Tallis and McGuire studied pollen deposits in the Musbury area of Rossendale and have suggested that a range of types of vegetation where in existence by the end of the Bronze Age. These included undisturbed woodland (mainly oak, alder and hazel), secondary, degenerating woodland (largely birch), bracken-dominated areas, peat bogs and some emergent pastureland. They also describe some evidence of woodland clearance in the early Bronze Age and of the area being re-wooded in the Iron Age.

(Barraclough 'Prehistoric Lancashire' Slough, History Press 2008.
Early Settlements' left.
Tallis & McGuire, Journal Ecology 60:721-37. 1972)
Stacks Image 205
Iron Age (750 BC - 79AD)

Iron Age finds include some in Cowpe of cow horn and implement relating to agriculture, suggesting some degree of settlement.

At this time, just before the Roman occupation, the North West was settled by the Briganti. These are thought to be named after and to have worshipped Brigantia (Brigit, Bride).

The Briganti are said to have revolted against Roman occupation in AD 47 and again in AD 55-56 and 69-70 under Venutius.

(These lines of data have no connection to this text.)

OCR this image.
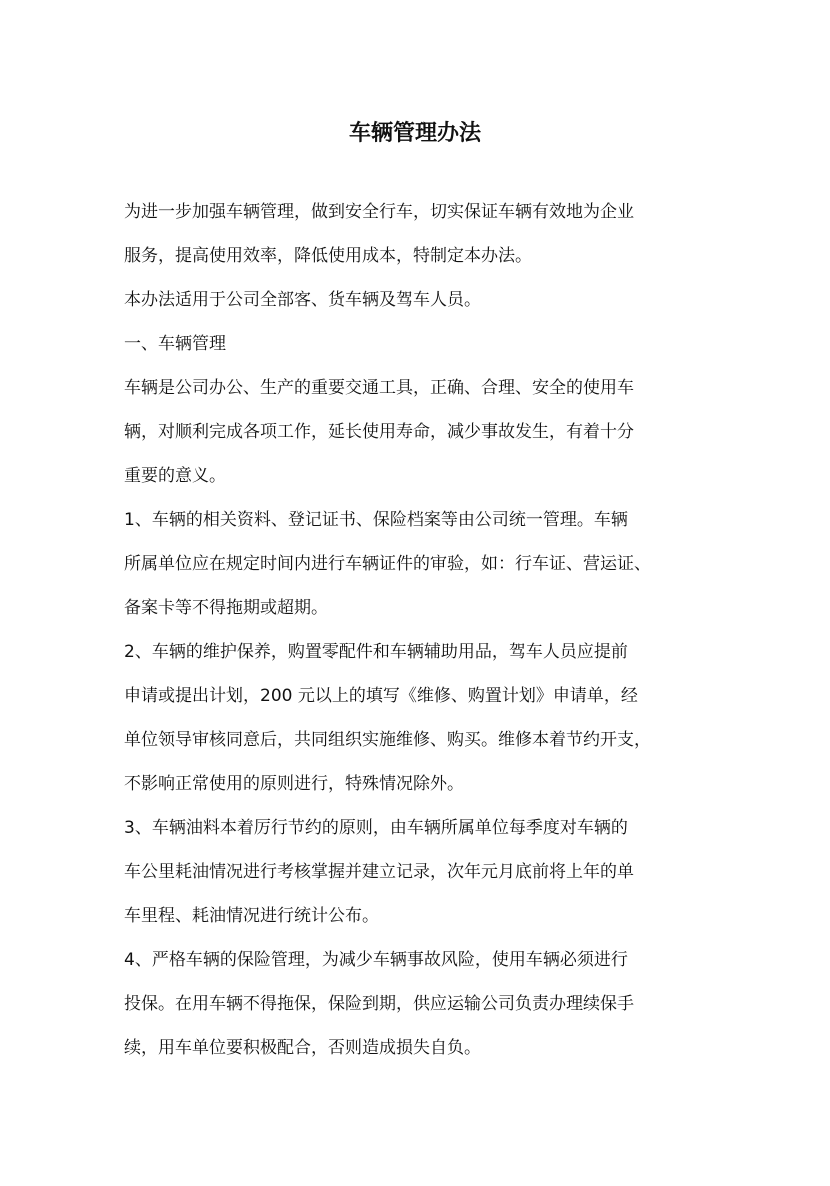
​
​
车辆管理办法
为进一步加强车辆管理，做到安全行车，切实保证车辆有效地为企业
服务，提高使用效率，降低使用成本，特制定本办法。
本办法适用于公司全部客、货车辆及驾车人员。
一、车辆管理
车辆是公司办公、生产的重要交通工具，正确、合理、安全的使用车
辆，对顺利完成各项工作，延长使用寿命，减少事故发生，有着十分
重要的意义。
1、车辆的相关资料、登记证书、保险档案等由公司统一管理。车辆
所属单位应在规定时间内进行车辆证件的审验，如：行车证、营运证、
备案卡等不得拖期或超期。
2、车辆的维护保养，购置零配件和车辆辅助用品，驾车人员应提前
申请或提出计划，200 元以上的填写《维修、购置计划》申请单，经
单位领导审核同意后，共同组织实施维修、购买。维修本着节约开支，
不影响正常使用的原则进行，特殊情况除外。
3、车辆油料本着厉行节约的原则，由车辆所属单位每季度对车辆的
车公里耗油情况进行考核掌握并建立记录，次年元月底前将上年的单
车里程、耗油情况进行统计公布。
4、严格车辆的保险管理，为减少车辆事故风险，使用车辆必须进行
投保。在用车辆不得拖保，保险到期，供应运输公司负责办理续保手
续，用车单位要积极配合，否则造成损失自负。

They were partially subdued by Petillius Cerialis in AD 71-4 and finally by Agricola in AD 79. The map shows the border of Brigantia in AD 69.
(Roman British Organisation, Brigantes Nation)
Roman Britain (AD 79-410)

There is little evidence of Roman settlement in Rossendale: Roman roads crossed from Manchester to Ribchester and along the Ribble valley. There were also auxiliary forts at Manchester and Castleshaw.

(R. Thompson Watkin, Roman Lancashire, 1883, Roman Britain Organisation)

Stacks Image 208
British, Saxon and Scandinavian period (AD 410-1066)

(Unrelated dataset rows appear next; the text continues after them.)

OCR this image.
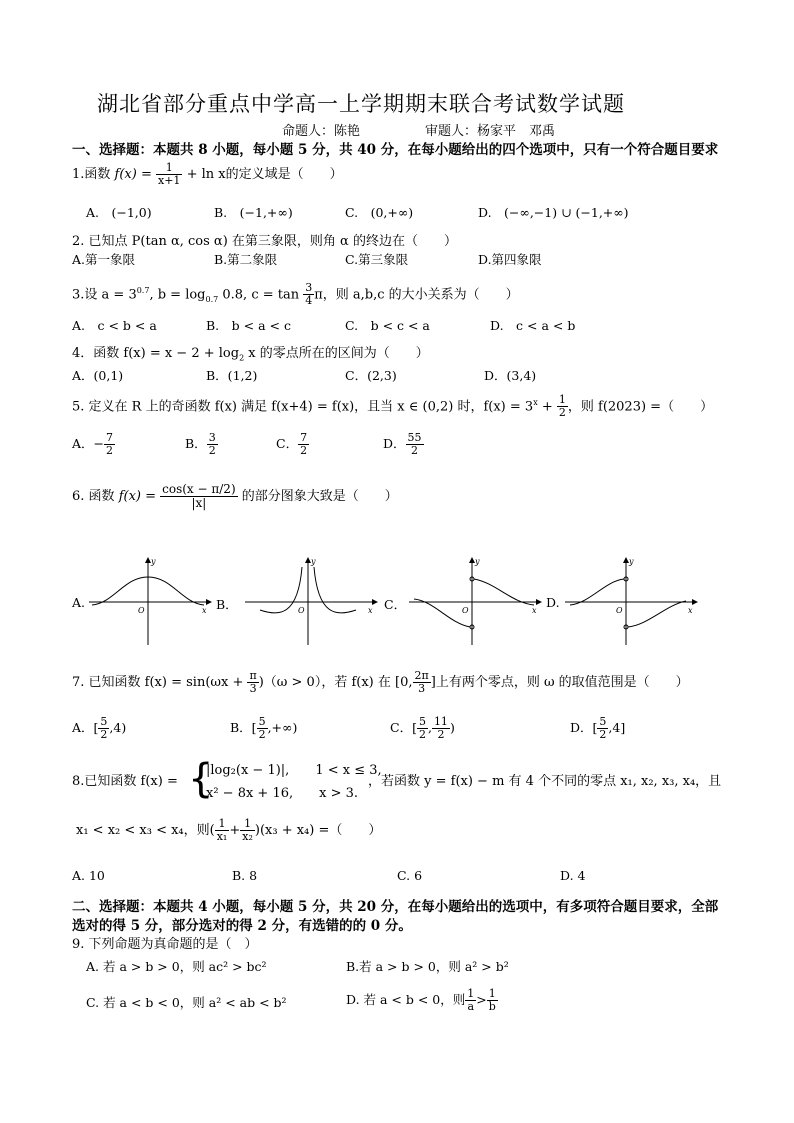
湖北省部分重点中学高一上学期期末联合考试数学试题
命题人：陈艳　　　　　审题人：杨家平　邓禹
一、选择题：本题共 8 小题，每小题 5 分，共 40 分，在每小题给出的四个选项中，只有一个符合题目要求
1.函数 $f(x) = \frac{1}{x+1} + \ln x$的定义域是（　　）
A.　(−1,0)	B.　(−1,+∞)	C.　(0,+∞)	D.　(−∞,−1) ∪ (−1,+∞)
2. 已知点 P(tan α, cos α) 在第三象限，则角 α 的终边在（　　）
A.第一象限	B.第二象限	C.第三象限	D.第四象限
3.设 $a = 3^{0.7}$, $b = \log_{0.7} 0.8$, $c = \tan \frac{3}{4}$ π，则 a,b,c 的大小关系为（　　）
A.　c < b < a	B.　b < a < c	C.　b < c < a	D.　c < a < b
4．函数 $f(x) = x - 2 + \log_2 x$ 的零点所在的区间为（　　）
A．(0,1)	B．(1,2)	C．(2,3)	D．(3,4)
5. 定义在 R 上的奇函数 f(x) 满足 f(x+4) = f(x)，且当 x ∈ (0,2) 时，$f(x) = 3^x + \frac{1}{2}$ ，则 f(2023) =（　　）
A．− $\frac{7}{2}$	B． $\frac{3}{2}$	C． $\frac{7}{2}$	D． $\frac{55}{2}$
6. 函数 $f(x) = \frac{\cos(x - \pi/2)}{|x|}$ 的部分图象大致是（　　）
A.
O
y
x B．	O
y
x C．	O
y
x
D.
O
y
x
7. 已知函数 $f(x) = \sin(\omega x + \frac{\pi}{3} )(\omega > 0)$，若 f(x) 在 [0, $\frac{2\pi}{3}$ ]上有两个零点，则 ω 的取值范围是（　　）
A．[ $\frac{5}{2} ,4$)	B．[ $\frac{5}{2}$ ,+∞)	C．[ $\frac{5}{2}$ , $\frac{11}{2}$ )	D．[ $\frac{5}{2} ,4$]
8.已知函数 f(x) = {
|log₂(x − 1)|,　　1 < x ≤ 3,
x² − 8x + 16,　　x > 3.
，若函数 y = f(x) − m 有 4 个不同的零点 x₁, x₂, x₃, x₄，且
x₁ < x₂ < x₃ < x₄，则( $\frac{1}{\text{x₁}} + \frac{1}{\text{x₂}} )(x_3 + x_4)$ =（　　）
A. 10	B. 8	C. 6	D. 4
二、选择题：本题共 4 小题，每小题 5 分，共 20 分，在每小题给出的选项中，有多项符合题目要求，全部
选对的得 5 分，部分选对的得 2 分，有选错的的 0 分。
9. 下列命题为真命题的是（　）
A. 若 a > b > 0，则 ac² > bc²	B.若 a > b > 0，则 a² > b²
C. 若 a < b < 0，则 a² < ab < b²	D. 若 a < b < 0，则 $\frac{1}{a} > \frac{1}{b}$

The Angles, Saxons and Jutes harassed Britain sporadically from 365 AD with a severe raid in 410 and the fall of Britain to the Saxons between 441-449 AD. In Lancashire, the main tribe was the Cumbri and in the late 5th century King Rheged's rule extended from Scotland through Cumbria to the Ribble. These lands were later incorporated into Northumbria with land south of the Mersy in Mercia and land between being fluidly held. The situation at AD 700 is summarised in the map on the left.

During this period, conversion to Christianity occurred during the 7th century, with St Cuthbert having a ministry in Cartmel. England developed a national identity and English emerged as a written language.

Viking raids started in AD 793 and concentrated on the north and west of England in the first half of the 9th century. Danelaw was established at the treaty of Wedmore in 878 with Lancashire being subject (perhaps insecurely) to Danelaw.

Further Norse excursions in the early 10th century into Lancashire and Cumbria from Ireland and the Western Isles led to the area being under Norse control. The situation remained fluid and at the time of the Norman Conquest there were three powerful earldoms: Wessex, Mercia and Northrumbria.